Mû resta coi devant une telle arrogance. Un apprenti osait remettre en question les méthodes d'enseignement d'un chevalier d'Or, grand pope de surcroît ?
Et pourtant… la sérénité qui émanait de Shaka lui faisait l'effet d'un baume apaisant sur son esprit malmené.
- Tu y penses en termes guerriers, n'est-ce pas ? Poursuivit Shaka comme s'il avait suivi le cheminement mental de son compagnon.
Mu réfléchit. C'était vrai. Bouclier. Forteresse. Armure. C'était avec ces métaphores que Shion lui avait appris à repousser les voix, jour après jour. Mais pas seulement… Il était un guerrier. Un chevalier d'Or ne pouvait pas se contenter de brider ses pouvoirs pour les empêcher de nuire. Il devait être capable de s'en servir contre les ennemis d'Athéna.
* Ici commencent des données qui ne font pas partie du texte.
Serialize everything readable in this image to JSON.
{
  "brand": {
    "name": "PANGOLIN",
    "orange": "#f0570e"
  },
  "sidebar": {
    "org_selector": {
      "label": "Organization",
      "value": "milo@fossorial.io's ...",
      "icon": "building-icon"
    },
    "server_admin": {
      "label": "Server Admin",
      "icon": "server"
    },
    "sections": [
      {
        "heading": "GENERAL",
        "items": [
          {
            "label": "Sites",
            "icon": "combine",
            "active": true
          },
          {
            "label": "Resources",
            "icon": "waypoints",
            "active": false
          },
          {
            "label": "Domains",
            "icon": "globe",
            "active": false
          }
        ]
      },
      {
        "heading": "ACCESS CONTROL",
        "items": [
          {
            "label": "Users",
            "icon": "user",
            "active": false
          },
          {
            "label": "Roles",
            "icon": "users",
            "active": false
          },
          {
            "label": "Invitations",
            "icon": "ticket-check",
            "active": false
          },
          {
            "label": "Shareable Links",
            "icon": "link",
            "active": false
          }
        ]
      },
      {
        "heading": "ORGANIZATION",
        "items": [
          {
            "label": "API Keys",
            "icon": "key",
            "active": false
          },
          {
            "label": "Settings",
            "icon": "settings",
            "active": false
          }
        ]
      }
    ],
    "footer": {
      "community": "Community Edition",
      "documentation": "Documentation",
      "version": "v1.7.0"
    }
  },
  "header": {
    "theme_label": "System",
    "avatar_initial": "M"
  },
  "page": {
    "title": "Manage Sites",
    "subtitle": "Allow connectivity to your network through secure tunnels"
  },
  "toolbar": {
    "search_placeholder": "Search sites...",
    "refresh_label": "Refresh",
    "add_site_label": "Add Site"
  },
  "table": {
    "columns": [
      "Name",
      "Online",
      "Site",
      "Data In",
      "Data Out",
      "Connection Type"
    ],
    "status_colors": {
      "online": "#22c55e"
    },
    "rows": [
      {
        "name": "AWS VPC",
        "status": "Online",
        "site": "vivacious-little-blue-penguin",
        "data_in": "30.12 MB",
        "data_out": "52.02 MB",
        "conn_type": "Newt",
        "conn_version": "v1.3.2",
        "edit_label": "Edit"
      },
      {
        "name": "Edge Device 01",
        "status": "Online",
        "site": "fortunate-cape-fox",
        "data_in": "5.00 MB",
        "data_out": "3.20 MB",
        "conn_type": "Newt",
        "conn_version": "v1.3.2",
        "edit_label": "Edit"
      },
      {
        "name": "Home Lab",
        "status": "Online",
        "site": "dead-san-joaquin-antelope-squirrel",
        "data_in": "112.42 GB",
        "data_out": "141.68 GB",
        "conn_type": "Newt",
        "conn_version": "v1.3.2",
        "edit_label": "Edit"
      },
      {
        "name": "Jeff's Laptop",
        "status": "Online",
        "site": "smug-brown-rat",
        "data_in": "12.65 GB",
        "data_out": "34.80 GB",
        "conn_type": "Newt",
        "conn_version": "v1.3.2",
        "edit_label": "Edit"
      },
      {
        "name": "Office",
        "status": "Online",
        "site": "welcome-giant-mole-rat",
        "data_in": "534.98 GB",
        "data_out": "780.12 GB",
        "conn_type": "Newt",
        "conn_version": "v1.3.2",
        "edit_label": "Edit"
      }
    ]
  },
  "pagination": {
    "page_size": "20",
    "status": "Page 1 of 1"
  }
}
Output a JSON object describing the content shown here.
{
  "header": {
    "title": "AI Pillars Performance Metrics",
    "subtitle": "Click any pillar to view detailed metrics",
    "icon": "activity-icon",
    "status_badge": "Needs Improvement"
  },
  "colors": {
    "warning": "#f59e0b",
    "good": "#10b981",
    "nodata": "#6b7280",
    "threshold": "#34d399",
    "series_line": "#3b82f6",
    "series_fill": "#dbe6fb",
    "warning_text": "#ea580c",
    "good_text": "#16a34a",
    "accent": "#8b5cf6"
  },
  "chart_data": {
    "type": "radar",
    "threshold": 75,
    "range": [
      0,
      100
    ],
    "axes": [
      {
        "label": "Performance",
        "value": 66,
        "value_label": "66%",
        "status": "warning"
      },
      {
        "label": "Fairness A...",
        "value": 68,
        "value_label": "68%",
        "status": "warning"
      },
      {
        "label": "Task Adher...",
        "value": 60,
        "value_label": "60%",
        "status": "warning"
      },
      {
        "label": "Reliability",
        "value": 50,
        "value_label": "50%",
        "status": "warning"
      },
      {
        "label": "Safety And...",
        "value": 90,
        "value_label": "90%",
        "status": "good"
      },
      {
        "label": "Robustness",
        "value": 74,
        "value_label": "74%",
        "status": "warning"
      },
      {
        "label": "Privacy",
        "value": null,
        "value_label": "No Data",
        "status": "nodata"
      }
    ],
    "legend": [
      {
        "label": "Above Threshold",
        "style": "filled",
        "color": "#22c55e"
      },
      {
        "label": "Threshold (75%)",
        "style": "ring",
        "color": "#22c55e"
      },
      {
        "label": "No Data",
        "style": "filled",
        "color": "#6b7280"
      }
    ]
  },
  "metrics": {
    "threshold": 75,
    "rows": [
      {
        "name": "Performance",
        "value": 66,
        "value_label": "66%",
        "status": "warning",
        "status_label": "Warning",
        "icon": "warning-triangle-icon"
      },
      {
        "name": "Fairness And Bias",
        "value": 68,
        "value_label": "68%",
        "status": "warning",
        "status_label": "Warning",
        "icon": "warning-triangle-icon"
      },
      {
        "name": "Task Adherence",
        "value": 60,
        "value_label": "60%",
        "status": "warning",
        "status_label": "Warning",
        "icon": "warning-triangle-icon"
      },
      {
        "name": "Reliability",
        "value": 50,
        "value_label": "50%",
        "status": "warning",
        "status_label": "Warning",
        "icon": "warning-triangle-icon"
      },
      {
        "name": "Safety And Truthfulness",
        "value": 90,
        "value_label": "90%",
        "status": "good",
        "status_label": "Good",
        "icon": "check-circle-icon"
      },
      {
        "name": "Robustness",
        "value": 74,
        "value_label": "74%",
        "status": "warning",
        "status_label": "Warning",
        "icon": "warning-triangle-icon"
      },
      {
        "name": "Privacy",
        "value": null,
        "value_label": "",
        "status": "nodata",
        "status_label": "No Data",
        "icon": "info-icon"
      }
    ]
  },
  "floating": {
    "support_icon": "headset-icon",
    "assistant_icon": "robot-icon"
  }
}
Savoir verrouiller son esprit ne suffisait pas, répétait Shion. Mû devait considérer ses capacités psychiques comme l'équivalent d'Excalibur ou de l'Aiguille Ecarlate : présentes en permanence mais latentes jusqu'au moment où il déciderait de les exploiter. Pour en faire alors une arme puissante mais précise, prête à frapper l'adversaire exactement où et comme il le voudrait.
Bien sûr, l'analogie ne tenait pas; il y avait une différence fondamentale entre la télépathie de Mu et Excalibur ou l'Aiguille Ecarlate. Contrairement aux pouvoirs des apprentis Capricorne et Scorpion, qui développaient leurs attaques au prix d'un travail acharné, ceux de Mû étaient activés par défaut et nécessitaient seulement d'être contrôlés. Ne pas s'en servir constituait pour lui un effort de chaque instant. Et se maintenir dans cet état de vigilance permanente l'épuisait.
Il ne se détendait réellement qu'avec Shion, dont les protections mentales suffisaient à le mettre à l'abri. Mais Shaka… Côtoyer une autre personne, sans barrières de part ou d'autre, et sans crainte d'en souffrir: c'était une expérience entièrement nouvelle pour lui. Il se sentait à la fois en sécurité et léger, un oisillon porté hors du nid par un courant ascendant.
- Je peux t'apprendre. Mais c'est à toi de décider.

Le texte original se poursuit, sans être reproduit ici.